For the second year in a row, an Indiana University alumnus has been named recipient of a Lasker award for basic and clinical medical research and public service. This year’s recipient is IU alumnus H. Michael Shepard.
Shepard—an innovator in the field of biotechnology and pioneer in cancer research—earned his Ph.D. in molecular, cellular and developmental biology in 1977 from the IU Bloomington College of Arts and Sciences' Department of Biology, where he also completed postdoctoral training as a Damon Runyon-Walter Winchell Research Fellow. He returned to the Bloomington campus in 2018 as an IU visiting scholar to speak to biotechnology students.
The Lasker Awards—established in 1945 by the Mary and Albert Lasker Foundation—are widely regarded as America's top biomedical research prize, with nearly 90 past recipients going on to win a Nobel Prize. The awards program was created to shine a spotlight on fundamental biological discoveries and clinical advances that improve human health as well as to draw attention to the importance of public support of science.
This year's Lasker~DeBakey Clinical Medical Research Award, given for a major advance that improves the lives of many thousands of people, recognizes Shepard's role in the development of the drug Herceptin (trastuzumab). Herceptin is used to treat patients with HER2-positive breast cancer, an especially aggressive form of the disease. Herceptin attacks tumor cells and slows down their duplication. It has also been successful in treating some ovarian and gastric cancer patients.

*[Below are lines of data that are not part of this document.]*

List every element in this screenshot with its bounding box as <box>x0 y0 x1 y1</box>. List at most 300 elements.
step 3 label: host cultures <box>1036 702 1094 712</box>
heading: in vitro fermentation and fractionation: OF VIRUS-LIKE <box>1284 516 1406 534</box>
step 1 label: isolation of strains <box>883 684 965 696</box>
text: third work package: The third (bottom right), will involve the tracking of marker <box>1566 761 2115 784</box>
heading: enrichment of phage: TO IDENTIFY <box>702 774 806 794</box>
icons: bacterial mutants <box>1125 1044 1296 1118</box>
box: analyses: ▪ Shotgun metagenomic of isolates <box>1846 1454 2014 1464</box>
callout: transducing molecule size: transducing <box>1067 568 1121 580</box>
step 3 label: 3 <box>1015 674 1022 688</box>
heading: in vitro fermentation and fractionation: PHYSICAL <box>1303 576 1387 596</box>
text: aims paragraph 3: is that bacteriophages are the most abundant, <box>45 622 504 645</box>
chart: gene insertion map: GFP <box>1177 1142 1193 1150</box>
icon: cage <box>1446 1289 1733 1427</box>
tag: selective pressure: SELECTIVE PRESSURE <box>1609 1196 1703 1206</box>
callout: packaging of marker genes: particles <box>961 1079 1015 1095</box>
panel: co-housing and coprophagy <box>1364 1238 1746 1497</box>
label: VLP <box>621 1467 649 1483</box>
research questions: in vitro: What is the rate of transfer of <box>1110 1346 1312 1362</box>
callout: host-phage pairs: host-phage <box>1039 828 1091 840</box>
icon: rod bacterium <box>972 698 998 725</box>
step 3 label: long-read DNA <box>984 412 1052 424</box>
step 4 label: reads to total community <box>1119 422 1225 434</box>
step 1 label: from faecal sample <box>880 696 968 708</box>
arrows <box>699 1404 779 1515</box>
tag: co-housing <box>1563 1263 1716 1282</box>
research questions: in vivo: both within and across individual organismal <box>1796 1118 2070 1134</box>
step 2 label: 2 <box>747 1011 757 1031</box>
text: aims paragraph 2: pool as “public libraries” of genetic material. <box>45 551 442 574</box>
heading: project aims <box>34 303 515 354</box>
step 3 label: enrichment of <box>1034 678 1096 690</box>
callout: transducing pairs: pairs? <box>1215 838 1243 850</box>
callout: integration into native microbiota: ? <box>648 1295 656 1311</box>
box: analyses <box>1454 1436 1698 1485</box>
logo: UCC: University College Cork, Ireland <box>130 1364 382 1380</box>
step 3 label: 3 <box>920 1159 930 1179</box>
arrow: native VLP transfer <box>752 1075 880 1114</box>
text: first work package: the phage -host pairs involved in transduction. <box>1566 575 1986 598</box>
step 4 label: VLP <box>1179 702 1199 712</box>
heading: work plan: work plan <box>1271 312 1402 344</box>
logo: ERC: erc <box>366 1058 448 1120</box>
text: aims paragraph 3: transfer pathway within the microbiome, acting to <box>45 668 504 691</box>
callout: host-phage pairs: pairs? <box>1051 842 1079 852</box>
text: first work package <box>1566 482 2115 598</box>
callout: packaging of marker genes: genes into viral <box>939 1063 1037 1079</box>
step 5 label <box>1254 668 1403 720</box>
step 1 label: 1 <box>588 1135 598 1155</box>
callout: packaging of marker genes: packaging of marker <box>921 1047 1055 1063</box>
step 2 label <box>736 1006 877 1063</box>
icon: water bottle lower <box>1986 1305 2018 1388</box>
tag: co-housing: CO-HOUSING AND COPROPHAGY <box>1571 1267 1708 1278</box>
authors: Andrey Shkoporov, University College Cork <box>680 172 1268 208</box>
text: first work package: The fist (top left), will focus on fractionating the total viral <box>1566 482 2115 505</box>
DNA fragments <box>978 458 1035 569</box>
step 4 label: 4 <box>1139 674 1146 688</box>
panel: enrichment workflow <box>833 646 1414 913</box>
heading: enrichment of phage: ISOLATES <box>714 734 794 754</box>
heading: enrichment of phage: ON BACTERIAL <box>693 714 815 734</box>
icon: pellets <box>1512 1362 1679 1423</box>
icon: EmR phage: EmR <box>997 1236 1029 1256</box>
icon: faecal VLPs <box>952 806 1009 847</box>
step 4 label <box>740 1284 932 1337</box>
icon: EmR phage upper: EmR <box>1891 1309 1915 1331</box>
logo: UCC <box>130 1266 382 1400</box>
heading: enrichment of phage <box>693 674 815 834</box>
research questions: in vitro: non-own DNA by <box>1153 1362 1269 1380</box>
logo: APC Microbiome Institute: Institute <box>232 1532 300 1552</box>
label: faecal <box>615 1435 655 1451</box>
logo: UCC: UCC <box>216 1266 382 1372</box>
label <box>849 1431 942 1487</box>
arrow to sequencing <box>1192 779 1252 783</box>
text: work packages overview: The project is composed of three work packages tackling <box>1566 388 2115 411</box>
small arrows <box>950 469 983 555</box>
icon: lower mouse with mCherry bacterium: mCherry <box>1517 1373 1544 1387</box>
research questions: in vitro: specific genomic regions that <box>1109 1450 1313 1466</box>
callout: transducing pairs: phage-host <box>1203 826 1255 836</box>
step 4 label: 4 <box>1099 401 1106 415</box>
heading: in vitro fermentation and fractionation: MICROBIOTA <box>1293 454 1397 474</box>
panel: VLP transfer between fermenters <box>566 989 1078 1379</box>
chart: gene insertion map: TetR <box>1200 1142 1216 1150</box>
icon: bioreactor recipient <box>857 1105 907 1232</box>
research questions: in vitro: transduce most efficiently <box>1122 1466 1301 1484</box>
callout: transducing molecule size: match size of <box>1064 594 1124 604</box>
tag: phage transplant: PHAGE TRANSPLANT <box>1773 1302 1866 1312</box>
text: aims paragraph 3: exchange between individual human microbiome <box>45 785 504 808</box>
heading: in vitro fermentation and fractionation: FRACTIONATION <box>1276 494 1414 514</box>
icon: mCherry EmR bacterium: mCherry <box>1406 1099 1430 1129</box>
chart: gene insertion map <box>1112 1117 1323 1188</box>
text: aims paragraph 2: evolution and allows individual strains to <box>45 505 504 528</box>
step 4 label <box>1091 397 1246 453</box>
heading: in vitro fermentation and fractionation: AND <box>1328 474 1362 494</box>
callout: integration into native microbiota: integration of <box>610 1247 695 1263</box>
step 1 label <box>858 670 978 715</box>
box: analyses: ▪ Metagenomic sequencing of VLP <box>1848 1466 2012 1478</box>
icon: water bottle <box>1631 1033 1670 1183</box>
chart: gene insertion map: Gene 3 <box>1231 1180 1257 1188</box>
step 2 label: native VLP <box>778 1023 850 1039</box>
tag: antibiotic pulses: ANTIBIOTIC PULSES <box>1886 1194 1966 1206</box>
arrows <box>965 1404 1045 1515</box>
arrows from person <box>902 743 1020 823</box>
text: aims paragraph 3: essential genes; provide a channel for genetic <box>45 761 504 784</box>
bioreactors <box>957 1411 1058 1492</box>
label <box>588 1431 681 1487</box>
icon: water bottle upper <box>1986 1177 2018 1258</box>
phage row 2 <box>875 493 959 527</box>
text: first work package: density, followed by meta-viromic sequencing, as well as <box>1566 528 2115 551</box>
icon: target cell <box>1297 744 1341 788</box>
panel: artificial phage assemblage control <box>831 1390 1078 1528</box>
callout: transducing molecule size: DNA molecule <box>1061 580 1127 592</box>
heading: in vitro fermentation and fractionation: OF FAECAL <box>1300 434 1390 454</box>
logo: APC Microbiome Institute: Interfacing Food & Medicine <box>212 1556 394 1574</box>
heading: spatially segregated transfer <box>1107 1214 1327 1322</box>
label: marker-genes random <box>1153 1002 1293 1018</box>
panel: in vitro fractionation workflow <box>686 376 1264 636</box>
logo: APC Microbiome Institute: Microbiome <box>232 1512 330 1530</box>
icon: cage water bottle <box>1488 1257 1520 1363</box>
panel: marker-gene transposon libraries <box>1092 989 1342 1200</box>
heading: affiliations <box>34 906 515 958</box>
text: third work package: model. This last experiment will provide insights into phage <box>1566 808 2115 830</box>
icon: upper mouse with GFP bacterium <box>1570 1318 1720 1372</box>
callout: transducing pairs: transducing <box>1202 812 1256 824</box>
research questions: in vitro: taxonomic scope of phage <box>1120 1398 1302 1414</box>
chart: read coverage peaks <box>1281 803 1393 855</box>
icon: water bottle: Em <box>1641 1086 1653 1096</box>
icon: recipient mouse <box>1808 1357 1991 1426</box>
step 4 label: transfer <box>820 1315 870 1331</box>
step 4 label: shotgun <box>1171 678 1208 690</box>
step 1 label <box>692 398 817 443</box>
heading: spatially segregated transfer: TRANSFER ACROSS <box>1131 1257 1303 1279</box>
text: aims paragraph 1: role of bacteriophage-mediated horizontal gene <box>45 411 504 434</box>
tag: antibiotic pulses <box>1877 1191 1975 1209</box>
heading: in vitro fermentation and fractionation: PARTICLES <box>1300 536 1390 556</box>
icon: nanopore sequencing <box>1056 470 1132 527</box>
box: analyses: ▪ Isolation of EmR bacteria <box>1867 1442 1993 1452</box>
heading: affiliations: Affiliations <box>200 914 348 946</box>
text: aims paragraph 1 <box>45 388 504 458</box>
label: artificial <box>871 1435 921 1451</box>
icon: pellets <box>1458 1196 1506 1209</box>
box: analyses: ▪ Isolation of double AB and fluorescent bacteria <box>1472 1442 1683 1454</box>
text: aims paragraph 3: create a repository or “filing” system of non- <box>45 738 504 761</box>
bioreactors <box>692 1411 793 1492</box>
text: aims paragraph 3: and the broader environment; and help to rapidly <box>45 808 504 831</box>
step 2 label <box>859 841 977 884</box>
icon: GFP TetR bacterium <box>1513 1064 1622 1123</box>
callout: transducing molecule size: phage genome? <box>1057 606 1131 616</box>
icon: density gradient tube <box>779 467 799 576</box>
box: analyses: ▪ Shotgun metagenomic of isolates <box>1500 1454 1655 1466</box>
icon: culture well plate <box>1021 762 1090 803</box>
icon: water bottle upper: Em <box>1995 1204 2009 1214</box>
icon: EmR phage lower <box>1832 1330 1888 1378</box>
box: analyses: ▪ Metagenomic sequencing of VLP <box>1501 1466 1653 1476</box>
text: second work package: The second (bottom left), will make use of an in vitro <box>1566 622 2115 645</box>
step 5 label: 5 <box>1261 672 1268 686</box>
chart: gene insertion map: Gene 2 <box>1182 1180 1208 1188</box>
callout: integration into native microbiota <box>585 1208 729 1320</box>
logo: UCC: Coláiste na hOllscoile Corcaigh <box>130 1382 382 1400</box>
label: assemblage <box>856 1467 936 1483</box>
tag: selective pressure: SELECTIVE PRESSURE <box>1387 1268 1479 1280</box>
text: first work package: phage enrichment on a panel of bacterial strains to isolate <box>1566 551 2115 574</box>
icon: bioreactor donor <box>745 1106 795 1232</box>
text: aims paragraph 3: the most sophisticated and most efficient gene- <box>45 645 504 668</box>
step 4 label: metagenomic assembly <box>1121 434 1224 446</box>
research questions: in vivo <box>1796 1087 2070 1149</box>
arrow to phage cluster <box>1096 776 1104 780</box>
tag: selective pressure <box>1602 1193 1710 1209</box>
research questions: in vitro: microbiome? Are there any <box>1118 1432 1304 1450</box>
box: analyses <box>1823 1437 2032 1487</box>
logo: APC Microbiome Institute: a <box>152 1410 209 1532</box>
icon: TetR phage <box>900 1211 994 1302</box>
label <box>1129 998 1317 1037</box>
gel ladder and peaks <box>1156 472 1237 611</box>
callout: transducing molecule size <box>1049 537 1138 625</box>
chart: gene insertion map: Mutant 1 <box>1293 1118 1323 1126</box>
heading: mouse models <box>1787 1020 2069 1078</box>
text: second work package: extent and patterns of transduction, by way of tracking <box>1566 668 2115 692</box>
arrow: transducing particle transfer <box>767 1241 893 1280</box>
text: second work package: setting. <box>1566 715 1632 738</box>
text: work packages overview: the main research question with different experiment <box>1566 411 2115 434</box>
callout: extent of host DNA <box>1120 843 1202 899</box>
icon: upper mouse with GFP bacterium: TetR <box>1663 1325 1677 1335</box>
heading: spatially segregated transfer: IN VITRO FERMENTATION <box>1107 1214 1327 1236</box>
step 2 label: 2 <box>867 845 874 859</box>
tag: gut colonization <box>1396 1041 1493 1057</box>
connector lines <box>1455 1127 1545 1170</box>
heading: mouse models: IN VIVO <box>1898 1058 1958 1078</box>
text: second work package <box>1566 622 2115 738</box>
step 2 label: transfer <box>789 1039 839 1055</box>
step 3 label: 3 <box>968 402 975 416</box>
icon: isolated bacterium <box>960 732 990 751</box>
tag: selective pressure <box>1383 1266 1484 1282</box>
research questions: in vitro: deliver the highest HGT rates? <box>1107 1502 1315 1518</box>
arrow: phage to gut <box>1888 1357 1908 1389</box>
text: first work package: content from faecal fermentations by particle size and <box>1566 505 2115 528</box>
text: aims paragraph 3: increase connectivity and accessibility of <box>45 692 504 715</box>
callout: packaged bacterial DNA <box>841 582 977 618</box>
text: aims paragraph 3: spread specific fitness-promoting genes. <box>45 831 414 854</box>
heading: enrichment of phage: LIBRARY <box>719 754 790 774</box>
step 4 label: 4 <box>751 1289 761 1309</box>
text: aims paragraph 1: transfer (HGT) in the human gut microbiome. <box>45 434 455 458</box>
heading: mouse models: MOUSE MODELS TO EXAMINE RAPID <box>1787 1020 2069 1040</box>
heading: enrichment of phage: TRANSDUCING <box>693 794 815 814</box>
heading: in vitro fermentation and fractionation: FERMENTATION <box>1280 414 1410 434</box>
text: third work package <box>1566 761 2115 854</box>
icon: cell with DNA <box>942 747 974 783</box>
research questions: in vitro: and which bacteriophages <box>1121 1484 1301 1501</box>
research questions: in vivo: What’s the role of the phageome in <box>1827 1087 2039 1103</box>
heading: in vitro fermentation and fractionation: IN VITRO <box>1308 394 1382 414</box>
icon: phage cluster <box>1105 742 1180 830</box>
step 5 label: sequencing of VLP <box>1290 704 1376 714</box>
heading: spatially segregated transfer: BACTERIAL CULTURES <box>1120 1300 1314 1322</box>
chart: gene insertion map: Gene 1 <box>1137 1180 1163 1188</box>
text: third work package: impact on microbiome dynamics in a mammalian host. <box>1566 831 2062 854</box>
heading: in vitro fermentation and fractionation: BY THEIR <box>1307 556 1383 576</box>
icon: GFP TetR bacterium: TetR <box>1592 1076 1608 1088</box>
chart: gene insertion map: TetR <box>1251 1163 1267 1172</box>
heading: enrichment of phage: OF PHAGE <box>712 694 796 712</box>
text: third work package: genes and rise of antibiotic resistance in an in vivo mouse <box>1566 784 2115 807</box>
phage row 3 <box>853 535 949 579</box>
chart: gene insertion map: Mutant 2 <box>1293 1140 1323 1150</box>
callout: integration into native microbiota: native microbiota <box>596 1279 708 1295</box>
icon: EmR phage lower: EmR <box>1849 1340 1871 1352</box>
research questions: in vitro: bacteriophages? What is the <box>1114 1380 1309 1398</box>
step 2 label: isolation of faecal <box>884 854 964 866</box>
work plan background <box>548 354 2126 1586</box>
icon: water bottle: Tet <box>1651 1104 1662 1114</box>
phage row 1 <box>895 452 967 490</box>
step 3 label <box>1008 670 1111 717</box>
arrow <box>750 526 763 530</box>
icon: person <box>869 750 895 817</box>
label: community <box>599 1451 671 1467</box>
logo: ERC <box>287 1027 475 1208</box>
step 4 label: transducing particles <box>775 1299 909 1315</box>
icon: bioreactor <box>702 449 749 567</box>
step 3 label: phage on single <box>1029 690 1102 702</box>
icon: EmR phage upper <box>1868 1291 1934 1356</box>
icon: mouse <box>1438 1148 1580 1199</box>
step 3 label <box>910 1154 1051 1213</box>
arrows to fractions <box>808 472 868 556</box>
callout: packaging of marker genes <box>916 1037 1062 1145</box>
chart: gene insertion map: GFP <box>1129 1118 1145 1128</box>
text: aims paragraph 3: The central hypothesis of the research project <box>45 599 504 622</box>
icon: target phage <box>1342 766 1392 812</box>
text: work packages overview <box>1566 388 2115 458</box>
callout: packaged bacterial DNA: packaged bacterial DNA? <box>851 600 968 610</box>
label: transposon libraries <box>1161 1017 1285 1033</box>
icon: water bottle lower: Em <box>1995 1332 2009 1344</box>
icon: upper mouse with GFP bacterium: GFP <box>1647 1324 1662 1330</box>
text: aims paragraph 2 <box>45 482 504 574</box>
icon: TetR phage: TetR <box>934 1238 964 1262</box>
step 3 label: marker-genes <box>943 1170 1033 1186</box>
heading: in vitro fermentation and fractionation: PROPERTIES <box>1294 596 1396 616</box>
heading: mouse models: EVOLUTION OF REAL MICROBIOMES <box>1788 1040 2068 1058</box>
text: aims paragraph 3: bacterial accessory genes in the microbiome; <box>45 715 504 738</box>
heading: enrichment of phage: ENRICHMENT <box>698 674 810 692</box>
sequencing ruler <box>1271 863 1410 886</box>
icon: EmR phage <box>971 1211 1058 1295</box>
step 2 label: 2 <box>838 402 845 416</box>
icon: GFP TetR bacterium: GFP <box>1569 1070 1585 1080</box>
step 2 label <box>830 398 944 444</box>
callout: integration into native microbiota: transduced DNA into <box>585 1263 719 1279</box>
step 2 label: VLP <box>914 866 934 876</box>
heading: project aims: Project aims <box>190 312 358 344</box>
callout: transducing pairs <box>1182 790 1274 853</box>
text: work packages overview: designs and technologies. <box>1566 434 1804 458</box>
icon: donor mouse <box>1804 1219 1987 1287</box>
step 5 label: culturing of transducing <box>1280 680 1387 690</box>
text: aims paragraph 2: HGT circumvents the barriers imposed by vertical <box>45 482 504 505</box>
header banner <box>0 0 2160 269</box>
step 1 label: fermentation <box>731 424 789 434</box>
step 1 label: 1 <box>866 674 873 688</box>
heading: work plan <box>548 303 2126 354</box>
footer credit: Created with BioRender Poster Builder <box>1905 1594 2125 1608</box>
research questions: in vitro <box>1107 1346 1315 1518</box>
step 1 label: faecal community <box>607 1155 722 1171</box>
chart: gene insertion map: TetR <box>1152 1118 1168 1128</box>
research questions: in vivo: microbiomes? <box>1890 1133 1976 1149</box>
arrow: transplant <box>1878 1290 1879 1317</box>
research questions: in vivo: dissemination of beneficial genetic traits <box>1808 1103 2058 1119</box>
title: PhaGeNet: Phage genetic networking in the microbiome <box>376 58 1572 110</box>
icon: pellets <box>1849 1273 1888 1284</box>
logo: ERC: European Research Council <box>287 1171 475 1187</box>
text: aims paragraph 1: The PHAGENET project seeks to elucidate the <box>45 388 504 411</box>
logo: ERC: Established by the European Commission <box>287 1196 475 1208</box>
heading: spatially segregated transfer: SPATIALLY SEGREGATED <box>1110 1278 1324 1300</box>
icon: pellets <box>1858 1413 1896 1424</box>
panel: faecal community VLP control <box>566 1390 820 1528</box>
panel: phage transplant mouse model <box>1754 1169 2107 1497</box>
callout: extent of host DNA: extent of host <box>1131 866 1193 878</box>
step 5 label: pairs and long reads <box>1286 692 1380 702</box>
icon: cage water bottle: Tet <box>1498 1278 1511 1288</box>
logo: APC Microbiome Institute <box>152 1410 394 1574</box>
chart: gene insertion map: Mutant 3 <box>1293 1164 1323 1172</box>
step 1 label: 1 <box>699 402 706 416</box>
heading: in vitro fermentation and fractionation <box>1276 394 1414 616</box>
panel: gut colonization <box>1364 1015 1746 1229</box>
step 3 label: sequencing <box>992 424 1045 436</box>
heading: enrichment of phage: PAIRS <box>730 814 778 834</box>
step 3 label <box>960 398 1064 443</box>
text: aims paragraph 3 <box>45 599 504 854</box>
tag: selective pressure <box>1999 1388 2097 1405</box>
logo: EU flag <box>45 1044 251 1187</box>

"As a graduate student, Michael was always on a relentless search for 'meaning,'" said George Malacinski, IU professor emeritus of biology, who served as mentor co-chair with the late Rudy Raff on Shepherd’s doctoral thesis in 1979 and has kept in touch with him over the years. "He is a keen 'vertical thinker'—stepwise, goal-oriented and always been on a search for 'what do the details of this or that discovery actually mean?'—as well as a 'lateral thinker' who enjoys connecting information from one research project to other research data.
"Being very inquisitive with an analytical, active mind, Michael challenged himself and others with 'forward thinking: What comes next?'" Malacinski added. "He was also especially well-liked: gregarious, quick to offer a hearty laugh, and always ready to engage with fellow students and faculty."
While working at Genentech, Inc. from 1980 to 1992 Shepard managed an extramural program that created many successful collaborations with the academic community, including studies that led to Remicade, which is now used to treat multiple autoimmune diseases.